How is India's Nuclear Programme Structured? 

  • India follows a unique three-stage nuclear programme envisioned by physicist Homi J. Bhabha, designed to eventually harness India's vast thorium deposits — estimated at 20–25% of the global total.  
  • In Stage 1, pressurised heavy water reactors use natural uranium to produce electricity and plutonium-239 as a byproduct.  
  • In Stage 2, fast breeder reactors use a uranium-plutonium mixed oxide fuel to produce more fuel than they consume.  
  • In Stage 3, advanced heavy water reactors will use thorium-232 and plutonium-239 as fuel, unlocking India's thorium reserves at scale. 
  • India is currently transitioning from Stage 1 to Stage 2.  
  • The prototype fast breeder reactor at Kalpakkam is in an advanced stage of commissioning, though the programme has faced significant delays and cost overruns — its cost nearly doubled between design and 2019. Large-scale thorium deployment is not expected until the 2060s at the earliest.  
  • The 2025–26 Union Budget allocated ₹20,000 crore for small modular reactor development, and the SHAKTI Act 2025 has opened the sector to greater private participation.

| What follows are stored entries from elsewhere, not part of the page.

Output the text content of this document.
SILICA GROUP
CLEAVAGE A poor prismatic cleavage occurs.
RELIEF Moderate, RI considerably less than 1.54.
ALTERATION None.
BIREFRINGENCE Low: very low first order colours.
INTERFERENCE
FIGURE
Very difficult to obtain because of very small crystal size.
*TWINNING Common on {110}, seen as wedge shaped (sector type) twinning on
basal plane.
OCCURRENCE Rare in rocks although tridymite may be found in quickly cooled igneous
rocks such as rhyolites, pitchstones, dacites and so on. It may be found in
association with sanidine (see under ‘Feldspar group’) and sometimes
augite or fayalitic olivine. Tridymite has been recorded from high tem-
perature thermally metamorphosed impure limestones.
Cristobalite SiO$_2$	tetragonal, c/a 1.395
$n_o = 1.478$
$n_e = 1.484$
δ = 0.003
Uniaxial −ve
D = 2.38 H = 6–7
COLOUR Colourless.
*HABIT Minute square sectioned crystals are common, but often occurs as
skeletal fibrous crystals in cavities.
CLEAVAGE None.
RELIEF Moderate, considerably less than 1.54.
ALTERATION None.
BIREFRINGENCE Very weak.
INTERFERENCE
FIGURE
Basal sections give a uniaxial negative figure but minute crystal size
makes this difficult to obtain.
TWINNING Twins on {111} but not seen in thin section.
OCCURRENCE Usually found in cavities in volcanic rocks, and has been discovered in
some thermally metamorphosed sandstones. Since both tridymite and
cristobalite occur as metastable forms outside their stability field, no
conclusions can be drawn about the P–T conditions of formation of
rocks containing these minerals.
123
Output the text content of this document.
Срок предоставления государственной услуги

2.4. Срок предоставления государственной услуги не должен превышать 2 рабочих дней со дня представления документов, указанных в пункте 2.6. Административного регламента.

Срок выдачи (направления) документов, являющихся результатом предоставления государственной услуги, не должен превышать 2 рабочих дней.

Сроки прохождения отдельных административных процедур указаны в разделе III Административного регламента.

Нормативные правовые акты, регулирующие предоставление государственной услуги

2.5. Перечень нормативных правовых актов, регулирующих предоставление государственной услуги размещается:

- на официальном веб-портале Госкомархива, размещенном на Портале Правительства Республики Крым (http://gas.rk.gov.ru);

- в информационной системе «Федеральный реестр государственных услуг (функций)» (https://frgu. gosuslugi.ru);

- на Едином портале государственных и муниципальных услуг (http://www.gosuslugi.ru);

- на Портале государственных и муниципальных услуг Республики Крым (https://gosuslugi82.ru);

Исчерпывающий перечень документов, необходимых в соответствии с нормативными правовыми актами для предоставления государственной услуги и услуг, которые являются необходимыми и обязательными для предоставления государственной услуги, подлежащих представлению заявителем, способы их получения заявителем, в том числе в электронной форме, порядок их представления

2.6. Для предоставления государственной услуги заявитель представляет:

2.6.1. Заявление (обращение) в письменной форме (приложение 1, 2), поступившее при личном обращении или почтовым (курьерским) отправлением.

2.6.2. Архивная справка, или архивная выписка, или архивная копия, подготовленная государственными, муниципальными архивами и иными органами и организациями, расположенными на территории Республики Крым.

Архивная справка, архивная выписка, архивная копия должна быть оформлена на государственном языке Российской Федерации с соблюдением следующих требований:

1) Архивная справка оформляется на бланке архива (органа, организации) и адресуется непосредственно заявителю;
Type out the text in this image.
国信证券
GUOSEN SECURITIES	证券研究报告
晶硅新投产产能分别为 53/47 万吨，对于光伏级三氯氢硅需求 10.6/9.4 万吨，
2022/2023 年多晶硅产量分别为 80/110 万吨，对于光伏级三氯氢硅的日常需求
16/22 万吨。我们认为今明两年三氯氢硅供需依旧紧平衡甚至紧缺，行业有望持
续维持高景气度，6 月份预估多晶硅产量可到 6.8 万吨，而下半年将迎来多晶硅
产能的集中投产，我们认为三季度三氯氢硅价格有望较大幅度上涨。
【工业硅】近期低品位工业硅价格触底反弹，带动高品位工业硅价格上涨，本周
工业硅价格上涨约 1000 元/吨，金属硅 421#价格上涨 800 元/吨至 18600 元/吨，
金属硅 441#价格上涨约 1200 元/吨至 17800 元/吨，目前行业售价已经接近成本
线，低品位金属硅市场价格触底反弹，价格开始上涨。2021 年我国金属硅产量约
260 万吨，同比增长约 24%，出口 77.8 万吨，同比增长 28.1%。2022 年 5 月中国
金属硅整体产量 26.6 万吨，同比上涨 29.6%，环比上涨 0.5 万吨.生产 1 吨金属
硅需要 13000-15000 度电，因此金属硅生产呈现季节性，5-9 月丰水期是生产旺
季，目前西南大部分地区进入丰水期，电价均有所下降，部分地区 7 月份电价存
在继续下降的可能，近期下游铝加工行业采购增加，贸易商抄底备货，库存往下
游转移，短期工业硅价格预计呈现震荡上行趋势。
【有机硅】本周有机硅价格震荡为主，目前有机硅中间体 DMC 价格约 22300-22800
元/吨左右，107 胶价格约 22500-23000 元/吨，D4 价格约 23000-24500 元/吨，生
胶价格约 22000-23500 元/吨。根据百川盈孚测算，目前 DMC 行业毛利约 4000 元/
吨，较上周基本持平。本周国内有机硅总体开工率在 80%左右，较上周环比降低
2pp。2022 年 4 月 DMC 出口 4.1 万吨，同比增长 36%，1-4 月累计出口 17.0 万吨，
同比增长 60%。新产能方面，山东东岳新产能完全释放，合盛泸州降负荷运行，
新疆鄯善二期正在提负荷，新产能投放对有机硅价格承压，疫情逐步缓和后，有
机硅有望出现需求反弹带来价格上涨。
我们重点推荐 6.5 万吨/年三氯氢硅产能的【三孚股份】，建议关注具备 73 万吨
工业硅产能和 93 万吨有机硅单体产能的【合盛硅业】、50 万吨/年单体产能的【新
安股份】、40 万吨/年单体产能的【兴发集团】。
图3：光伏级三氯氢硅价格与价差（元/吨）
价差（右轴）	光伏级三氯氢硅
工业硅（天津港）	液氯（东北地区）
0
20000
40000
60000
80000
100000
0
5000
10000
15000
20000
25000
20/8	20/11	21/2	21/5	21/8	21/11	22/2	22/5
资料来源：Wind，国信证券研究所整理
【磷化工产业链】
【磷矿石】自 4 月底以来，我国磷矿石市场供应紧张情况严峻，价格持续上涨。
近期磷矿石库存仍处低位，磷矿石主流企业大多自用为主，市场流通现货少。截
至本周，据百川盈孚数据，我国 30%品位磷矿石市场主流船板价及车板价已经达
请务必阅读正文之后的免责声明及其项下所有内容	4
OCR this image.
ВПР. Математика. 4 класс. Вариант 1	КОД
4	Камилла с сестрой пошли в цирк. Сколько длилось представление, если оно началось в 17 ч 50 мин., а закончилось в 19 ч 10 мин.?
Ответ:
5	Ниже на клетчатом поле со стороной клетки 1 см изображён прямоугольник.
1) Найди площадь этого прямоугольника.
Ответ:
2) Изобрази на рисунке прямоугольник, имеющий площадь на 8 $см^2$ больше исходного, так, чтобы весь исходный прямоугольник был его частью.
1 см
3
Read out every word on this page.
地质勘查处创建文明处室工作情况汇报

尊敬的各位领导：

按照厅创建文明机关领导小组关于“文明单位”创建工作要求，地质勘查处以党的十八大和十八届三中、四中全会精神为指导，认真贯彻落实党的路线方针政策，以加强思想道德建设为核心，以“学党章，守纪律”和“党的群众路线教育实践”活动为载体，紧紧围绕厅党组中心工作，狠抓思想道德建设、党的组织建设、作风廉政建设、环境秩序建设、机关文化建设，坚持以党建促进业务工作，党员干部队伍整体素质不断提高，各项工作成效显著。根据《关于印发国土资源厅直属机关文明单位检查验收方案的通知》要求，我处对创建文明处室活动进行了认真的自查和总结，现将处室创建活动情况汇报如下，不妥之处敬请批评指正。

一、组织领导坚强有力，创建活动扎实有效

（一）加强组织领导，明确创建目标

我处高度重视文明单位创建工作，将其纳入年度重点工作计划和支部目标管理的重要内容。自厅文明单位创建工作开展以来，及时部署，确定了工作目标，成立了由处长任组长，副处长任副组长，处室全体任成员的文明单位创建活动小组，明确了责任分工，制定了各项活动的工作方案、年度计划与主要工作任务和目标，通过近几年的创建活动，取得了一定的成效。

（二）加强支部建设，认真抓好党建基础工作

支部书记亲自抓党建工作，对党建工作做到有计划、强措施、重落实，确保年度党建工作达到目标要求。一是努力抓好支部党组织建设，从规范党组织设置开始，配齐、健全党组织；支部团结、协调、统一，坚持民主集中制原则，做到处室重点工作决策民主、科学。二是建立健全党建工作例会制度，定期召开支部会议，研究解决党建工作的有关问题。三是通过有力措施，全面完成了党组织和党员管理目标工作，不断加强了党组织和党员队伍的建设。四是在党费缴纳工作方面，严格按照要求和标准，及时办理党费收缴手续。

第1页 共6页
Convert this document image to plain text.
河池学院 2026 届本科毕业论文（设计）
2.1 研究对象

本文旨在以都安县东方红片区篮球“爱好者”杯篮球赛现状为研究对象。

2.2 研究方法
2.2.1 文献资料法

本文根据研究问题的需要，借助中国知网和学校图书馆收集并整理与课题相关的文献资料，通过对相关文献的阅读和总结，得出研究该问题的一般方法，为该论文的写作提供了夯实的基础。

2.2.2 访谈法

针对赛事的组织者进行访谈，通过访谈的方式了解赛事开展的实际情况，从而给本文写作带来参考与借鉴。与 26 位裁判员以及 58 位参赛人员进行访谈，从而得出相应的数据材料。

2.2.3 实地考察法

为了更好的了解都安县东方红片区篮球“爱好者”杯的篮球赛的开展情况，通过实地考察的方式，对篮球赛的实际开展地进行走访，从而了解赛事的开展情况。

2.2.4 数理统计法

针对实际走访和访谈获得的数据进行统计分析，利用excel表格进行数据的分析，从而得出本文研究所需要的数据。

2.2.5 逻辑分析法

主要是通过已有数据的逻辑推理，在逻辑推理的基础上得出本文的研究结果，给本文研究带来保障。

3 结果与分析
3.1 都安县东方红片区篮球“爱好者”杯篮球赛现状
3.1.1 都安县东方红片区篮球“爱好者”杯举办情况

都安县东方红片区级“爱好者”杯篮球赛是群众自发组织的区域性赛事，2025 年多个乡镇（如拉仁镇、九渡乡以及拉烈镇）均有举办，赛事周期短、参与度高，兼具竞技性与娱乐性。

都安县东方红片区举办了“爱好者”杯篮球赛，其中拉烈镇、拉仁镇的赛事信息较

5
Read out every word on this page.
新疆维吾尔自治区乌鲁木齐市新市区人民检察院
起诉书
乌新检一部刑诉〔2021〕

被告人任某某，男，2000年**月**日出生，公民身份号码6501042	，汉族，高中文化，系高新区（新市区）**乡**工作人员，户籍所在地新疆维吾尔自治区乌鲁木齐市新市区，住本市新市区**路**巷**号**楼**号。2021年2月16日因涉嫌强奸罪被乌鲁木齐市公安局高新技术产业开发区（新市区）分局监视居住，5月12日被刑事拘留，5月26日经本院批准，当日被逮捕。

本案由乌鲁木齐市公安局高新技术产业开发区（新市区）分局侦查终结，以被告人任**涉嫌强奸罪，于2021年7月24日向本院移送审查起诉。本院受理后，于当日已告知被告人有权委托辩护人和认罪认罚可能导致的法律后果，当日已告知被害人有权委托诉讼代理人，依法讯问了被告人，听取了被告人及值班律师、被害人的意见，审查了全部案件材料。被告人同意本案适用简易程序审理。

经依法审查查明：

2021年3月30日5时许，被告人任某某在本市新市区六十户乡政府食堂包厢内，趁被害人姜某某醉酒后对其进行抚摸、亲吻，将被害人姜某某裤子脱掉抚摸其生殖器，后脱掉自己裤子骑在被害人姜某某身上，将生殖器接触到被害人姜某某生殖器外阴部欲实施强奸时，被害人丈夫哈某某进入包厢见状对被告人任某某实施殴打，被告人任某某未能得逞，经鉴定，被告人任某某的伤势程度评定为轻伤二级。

What is the Broader Significance of India–Canada Ties? 

  • India and Canada share over 75 years of diplomatic relations, formalised into a Strategic Partnership in 2018.  
  • The relationship is underpinned by strong economic complementarity: Canadian pension funds have invested over USD 75 billion in India, and two-way trade stood at USD 30.9 billion in 2024, with India recording a trade surplus in goods. Canada's Indo-Pacific Strategy explicitly identifies India as a critical partner, and both nations collaborate closely in the UN, WTO, and ICAO. 
  • The Indian diaspora in Canada — over 1.8 million people, roughly 4% of the population — serves as a vital bridge for people-to-people and economic ties, while India remains the single largest source of international students for Canadian universities.

What Challenges Remain? 

  • Despite the diplomatic thaw, several challenges persist. Khalistani extremism and the unresolved fallout from the 2023–24 crisis remain sensitive pressure points.  
  • Trade barriers, visa processing delays, and the Nuclear Cooperation Agreement's requirement that India provide fissionable material accounts to Canada — a condition critics view as an infringement on sovereignty — continue to complicate the relationship.  
  • Stronger security cooperation, early progress on CEPA, and sustained engagement in the Indo-Pacific will be essential to consolidate the gains of the Carney visit.

Conclusion 

The Carney visit represents more than a diplomatic repair job — it is a signal that both nations recognise the strategic cost of estrangement. For India, the agreements unlock critical inputs for its clean energy transition, from uranium fuel to critical minerals, while opening new avenues in defence technology, innovation, and trade. For Canada, India offers a fast-growing market and a reliable democratic partner in an increasingly contested Indo-Pacific. The relationship will not be without friction — the shadows of Khalistani politics and sovereignty concerns over nuclear accounting will not disappear overnight. But the architecture built in March 2026 provides a credible foundation for a partnership that, if sustained, could mature into one of the defining bilateral relationships of the coming decade.